In April, a month after this year’s season ended, players were attending practices at the Murr Center squash courts organized by next year’s team captains, Amelia Henley ’20 and Gina Kennedy ’20.

At the practice, after a brief warm-up, Henley and Kennedy stepped into the walled court for a practice match. At first, it was casual. Henley sent the small rubber ball off the wall; Kennedy, the individual national champion this year and in 2017, sent it back. They stepped around each other, smoothly alternating hits. Gradually, the play intensified as the rallies grew longer. Movements sped up and the hits came with grunts and power as the players’ underlying competitive nature surfaced.

This is how they keep sharp, Henley and Kennedy said. It’s how they make sure they are ready for those in-game moments where nothing is casual and every decision can mean success or failure — moments like this year’s championship against Trinity College, Henley said. Her opponent won the first game of her match, and catching Henley off-guard by how well she was playing. Henley quickly adapted her tactics, though, and went on the defensive, running down shots and forcing her opponent to make a mistake so she could play the attacking shot.

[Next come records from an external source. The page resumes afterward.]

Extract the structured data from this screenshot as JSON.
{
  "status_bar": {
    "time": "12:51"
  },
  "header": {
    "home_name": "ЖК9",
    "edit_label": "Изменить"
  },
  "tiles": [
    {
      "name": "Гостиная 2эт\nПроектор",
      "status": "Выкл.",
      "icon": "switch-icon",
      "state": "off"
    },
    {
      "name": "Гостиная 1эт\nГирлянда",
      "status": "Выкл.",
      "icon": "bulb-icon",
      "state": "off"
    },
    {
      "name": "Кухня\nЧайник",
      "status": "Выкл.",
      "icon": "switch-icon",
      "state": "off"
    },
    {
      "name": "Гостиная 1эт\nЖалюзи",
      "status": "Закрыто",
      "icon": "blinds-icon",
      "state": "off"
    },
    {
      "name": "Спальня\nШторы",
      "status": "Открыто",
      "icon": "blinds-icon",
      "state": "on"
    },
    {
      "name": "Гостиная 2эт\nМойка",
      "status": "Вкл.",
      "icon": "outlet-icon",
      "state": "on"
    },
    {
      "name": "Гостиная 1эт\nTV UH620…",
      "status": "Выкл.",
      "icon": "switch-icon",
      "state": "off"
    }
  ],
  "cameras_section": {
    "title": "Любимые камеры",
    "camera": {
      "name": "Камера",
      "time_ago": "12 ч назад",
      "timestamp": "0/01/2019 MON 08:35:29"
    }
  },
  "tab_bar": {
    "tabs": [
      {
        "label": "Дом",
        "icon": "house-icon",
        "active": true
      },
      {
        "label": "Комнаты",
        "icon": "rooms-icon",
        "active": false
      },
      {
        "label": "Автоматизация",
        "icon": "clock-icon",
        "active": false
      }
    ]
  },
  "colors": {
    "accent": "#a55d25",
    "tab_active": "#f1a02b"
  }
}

Sobhy thinks back to the 2015 finals when she was a first-year. With the contest tied at 4, “I was the one playing the final match, which in the moment was terrifying,” because it instantly became the biggest match of the year. She ended up winning 3–1. “Every game could have gone either way,” she said.

Henley and Kennedy said they were able to overcome those moments because of the physical and mental preparation they’d gone through beforehand, especially through the challenge system the team uses to determine its top nine players. In it, team members routinely play matches one another to determine their spot on the leaderboard. Whether they win or lose determines whether their names move up or down. The goal is to get to the top and stay there. If a leader loses, she moves down a spot.

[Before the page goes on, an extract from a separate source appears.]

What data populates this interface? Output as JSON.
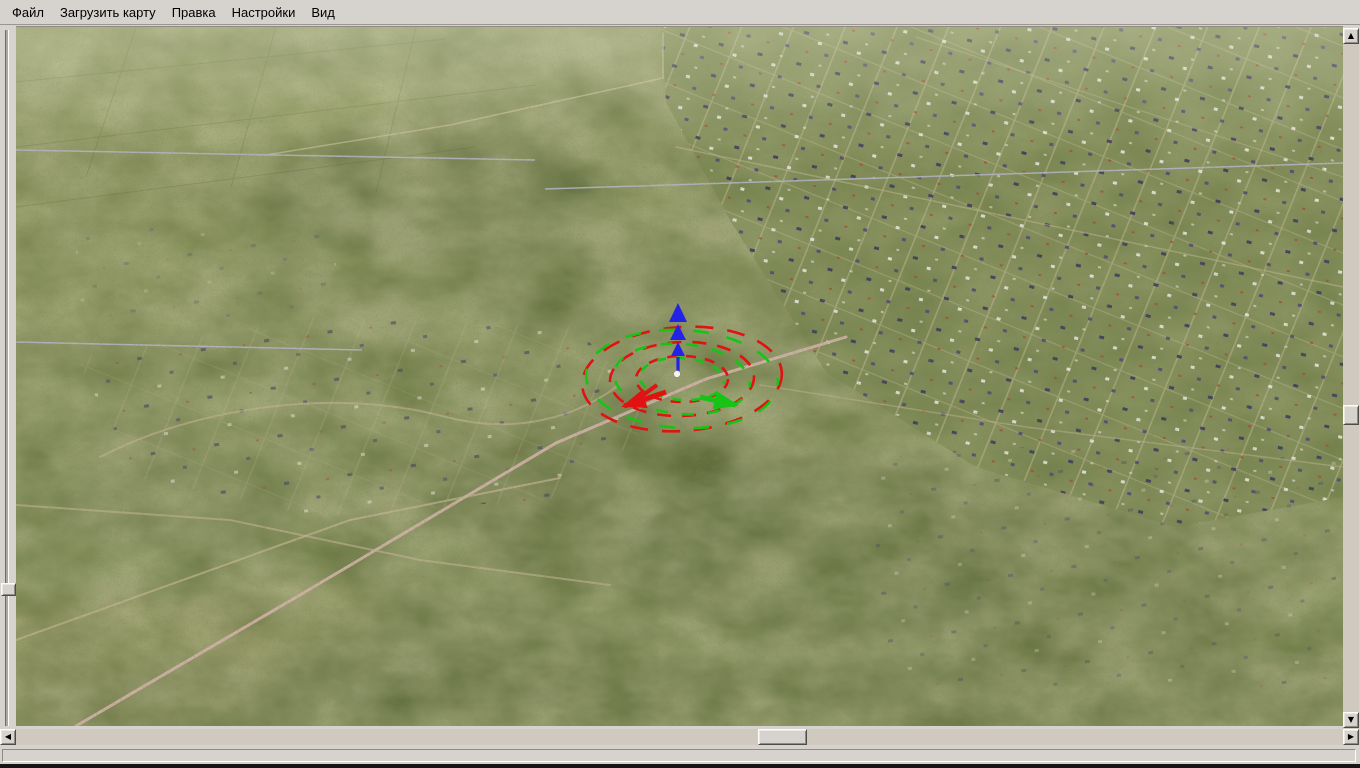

Way said the stressful system pits his players against one another constructively. It helps them identify their strengths and weaknesses so they can address the latter before they arise in real-game situations.

Amelia Henley and Amina Yousrytalk to coach Mike Way at the Murr Center.
Amelia Henley ’20 (from left) and Amina Yousry ’22 talk with coach Mike Way during practice.

“We use them to rehearse,” said Way. “We film them and we sit down and review the match with them. We talk and [help team members] rescript their ‘mental programming.’ It’s what I would call stress with answers.”

Henley said that in some ways the challenge matches are the best matches they play all year.

“Our challenge matches are really tough because we are all so close in standard,” she said. “It definitely helps stimulate that same stressful environment for when we’re in big games in the national finals, for example. You know you’ve been there and have been able to find what works for you in terms of strategies to reduce that stress and think clearly.”

As for any friction the practices may create, the team doesn’t worry about that. Players understand it’s to make them stronger as a team, said Sophie Mehta, a senior from Toronto and Sobhy’s co-captain. She also said that like any high-performing team, the group is tight-knit. “We’re always eating meals together, going to classes together. We’re there for each other.”

With their current streak, it’s obvious their methods are working.

The men’s squash team, which Way also coaches, triumphed as well this year with an undefeated season, making a full Harvard sweep on all the silverware in Division A. Like the women, the men won the national championship, the Ivy League Title, and the individual national championship. It was their first team national championship since 2014 and their fifth Ivy League title in the past seven years. Since 2007, they’ve had six individual national champions.

This year was the first time since 1995 that both the Harvard teams swept the team and individual national championships.

It all adds to the legacy of winning in both programs: The women’s team has won 19 national championships and 23 Ivy League titles, and has had 18 individual national champions. The men’s team has won 32 national championships and 43 Ivy League titles, and has had 37 individual national champions.

“It’s been a repeat cycle of excellence,” said Way.